A experiência pessoal com a doença gera empatia e confiança: «Sei o que estás a sentir, porque passei por isso e passei sozinha. Eu quero ser a pessoa que gostava de ter tido nessa altura», explica. Lembra com gratidão duas pessoas que apoiou: um rapaz, na sequência da amputação de uma perna motivada por um cancro, e uma rapariga transplantada após uma leucemia. Em ambos sentiu o impacto positivo da prática desportiva. «Foi incrível! Hoje ambos estão ótimos». Mais do que o retorno monetário, a sensação de «poder ajudar» é o que a move, mesmo junto de quem não tem doença.



Em outubro, Inês Abrantes lançou um livro onde relata a experiência própria com as doenças autoimunes. Acredita que a partilha é importante para apoiar quem, de um dia para o outro, se depara com patologias. «Hoje alguém vai descobrir que tem diabetes. Se puder fazer a diferença numa vida, farei». Folheia o livro com entusiasmo, explicando o trabalho que demorou um ano a concluir. Está satisfeita com o resultado: «É um guia prático, útil até para quem não tem doenças».
Aos 27 anos, tem muitos projetos pela frente. Quer constituir família, mas antes está empenhada em fazer crescer as empresas que criou durante a pandemia: a “Team Inês Abrantes”, uma equipa de nove pessoas, nas áreas do exercício físico e da nutrição; a “Ponto no I”, marca de vestuário de fitness desenhado por ela; e a “Monsterinha”, empresa de vestuário casual. Partilha casa há sete anos com o namorado, o ator Isaac Alfaiate, sócio nas duas empresas de roupa, e com dois cães, o Aquiles e a Hypo.
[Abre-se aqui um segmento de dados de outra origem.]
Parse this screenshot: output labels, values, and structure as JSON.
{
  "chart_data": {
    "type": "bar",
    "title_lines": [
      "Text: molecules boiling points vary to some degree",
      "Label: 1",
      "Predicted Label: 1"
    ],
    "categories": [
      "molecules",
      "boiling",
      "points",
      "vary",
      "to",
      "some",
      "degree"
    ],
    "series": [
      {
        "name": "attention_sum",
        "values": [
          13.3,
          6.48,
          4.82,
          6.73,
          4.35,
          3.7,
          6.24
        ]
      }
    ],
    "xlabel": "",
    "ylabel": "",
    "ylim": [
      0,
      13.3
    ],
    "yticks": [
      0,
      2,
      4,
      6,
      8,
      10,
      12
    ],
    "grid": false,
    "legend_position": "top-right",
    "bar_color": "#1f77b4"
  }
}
Inês adora animais, é vegetariana e voluntária na União Zoófila há quase dez anos.

As doenças físicas estão controladas, a saúde mental estável, e Inês define-se como «uma pessoa saudável». Mantém as consultas de psicoterapia que iniciou na fase mais dura da doença e fala delas «com orgulho e não vergonha». Agradece às doenças a maior consciência que tem das necessidades do seu corpo. «Obrigam-me a não ter pressa, a parar para cuidar de mim, a respeitar os momentos em que preciso de descansar». Também sente que cresceu e aprendeu a valorizar a vida. «O amanhã logo se vê, hoje é que interessa». Mais do que a reagir com otimismo, aprendeu a «não mascarar o que se sente». Assume quando está triste e não inventa desculpas se não tem vontade de ir a um jantar de amigos. «A vida é tão curta, posso não estar cá amanhã com a mesma qualidade de vida, não faz sentido obrigar-me a fazer o que não me apetece. Aprendi a ser verdadeira comigo e com o que sinto».